Recent years have seen intense activities in the field of heavy quark physics, and remarkable progress has been made.1–11 In the limit of infinite heavy quark mass, the strong interactions of a heavy quark become much simplified. Namely, the effective QCD Lagrangian becomes independent of the flavor and spin of the heavy quark. For N f heavy quark flavors, the new spin and flavor symmetries combine to form a SU(2N f ) symmetry group (heavy quark symmetry) which is not manifest in the original Lagrangian. Heavy quark symmetry allows us to predict many properties of heavy hadrons, which are taken to be particles containing a single heavy quark. Of course, even in this infinite heavy quark mass limit, low energy hadronic physics (confinement, etc.) remains non-perturbative and there is still no solution to it.
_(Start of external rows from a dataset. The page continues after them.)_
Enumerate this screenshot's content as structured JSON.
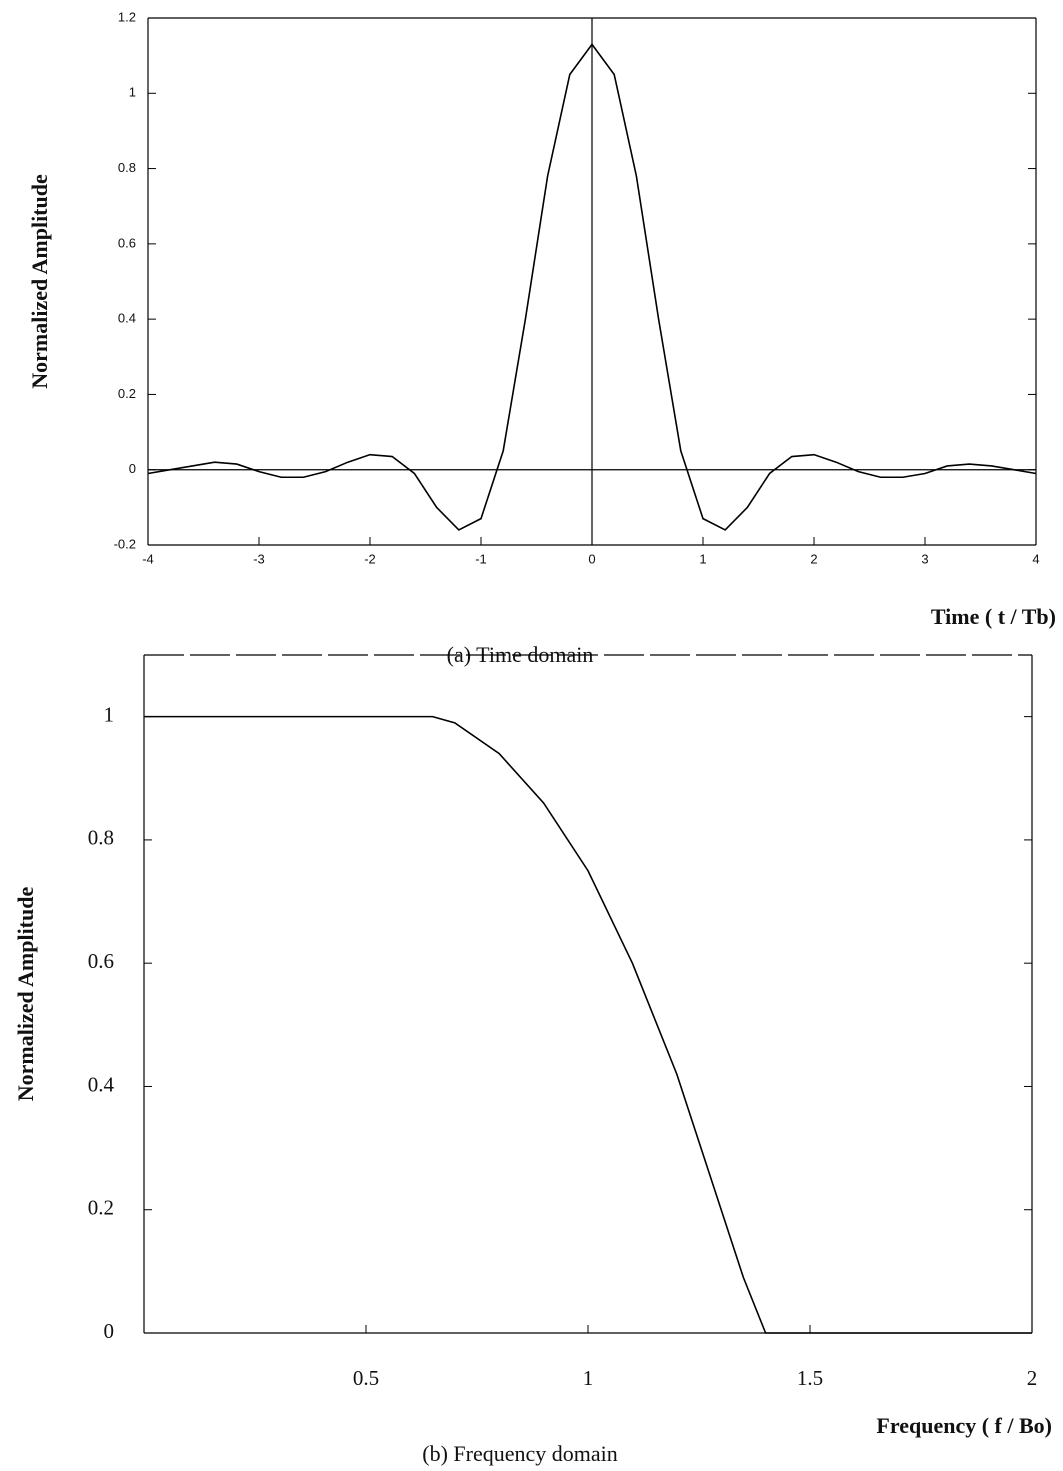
{
  "chart_data": [
    {
      "type": "line",
      "ylabel": "Normalized Amplitude",
      "xlabel": "Time ( t / Tb)",
      "caption": "(a)  Time domain",
      "x": [
        -4,
        -3.8,
        -3.6,
        -3.4,
        -3.2,
        -3,
        -2.8,
        -2.6,
        -2.4,
        -2.2,
        -2,
        -1.8,
        -1.6,
        -1.4,
        -1.2,
        -1,
        -0.8,
        -0.6,
        -0.4,
        -0.2,
        0,
        0.2,
        0.4,
        0.6,
        0.8,
        1,
        1.2,
        1.4,
        1.6,
        1.8,
        2,
        2.2,
        2.4,
        2.6,
        2.8,
        3,
        3.2,
        3.4,
        3.6,
        3.8,
        4
      ],
      "series": [
        {
          "color": "#000000",
          "values": [
            -0.01,
            0,
            0.01,
            0.02,
            0.015,
            -0.005,
            -0.02,
            -0.02,
            -0.005,
            0.02,
            0.04,
            0.035,
            -0.01,
            -0.1,
            -0.16,
            -0.13,
            0.05,
            0.4,
            0.78,
            1.05,
            1.13,
            1.05,
            0.78,
            0.4,
            0.05,
            -0.13,
            -0.16,
            -0.1,
            -0.01,
            0.035,
            0.04,
            0.02,
            -0.005,
            -0.02,
            -0.02,
            -0.01,
            0.01,
            0.015,
            0.01,
            0,
            -0.01
          ]
        }
      ],
      "xlim": [
        -4,
        4
      ],
      "xticks": [
        -4,
        -3,
        -2,
        -1,
        0,
        1,
        2,
        3,
        4
      ],
      "ylim": [
        -0.2,
        1.2
      ],
      "yticks": [
        -0.2,
        0,
        0.2,
        0.4,
        0.6,
        0.8,
        1,
        1.2
      ]
    },
    {
      "type": "line",
      "ylabel": "Normalized Amplitude",
      "xlabel": "Frequency ( f / Bo)",
      "caption": "(b)  Frequency domain",
      "x": [
        0,
        0.65,
        0.7,
        0.8,
        0.9,
        1.0,
        1.1,
        1.2,
        1.3,
        1.35,
        1.4,
        2
      ],
      "series": [
        {
          "color": "#000000",
          "values": [
            1,
            1,
            0.99,
            0.94,
            0.86,
            0.75,
            0.6,
            0.42,
            0.2,
            0.09,
            0,
            0
          ]
        }
      ],
      "xlim": [
        0,
        2
      ],
      "xticks": [
        0.5,
        1,
        1.5,
        2
      ],
      "ylim": [
        0,
        1.1
      ],
      "yticks": [
        0,
        0.2,
        0.4,
        0.6,
        0.8,
        1
      ]
    }
  ]
}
What heavy quark symmetry can do for us is to provide simplifying relations among the static and transition properties of the heavy hadrons. For instance, the spin-flavor symmetry implies that the excitation spectrum and transition form factors of a heavy hadron do not depend on the spin and flavor of the heavy quark involved. Thus, in the symmetry limit, the heavy quark behaves like a static color source. This is analogous to the well known case of a hydrogen-like atom, whose excitation spectrum and transition form factors are independent of the mass and spin of its heavy nucleus, which acts as a static charge source.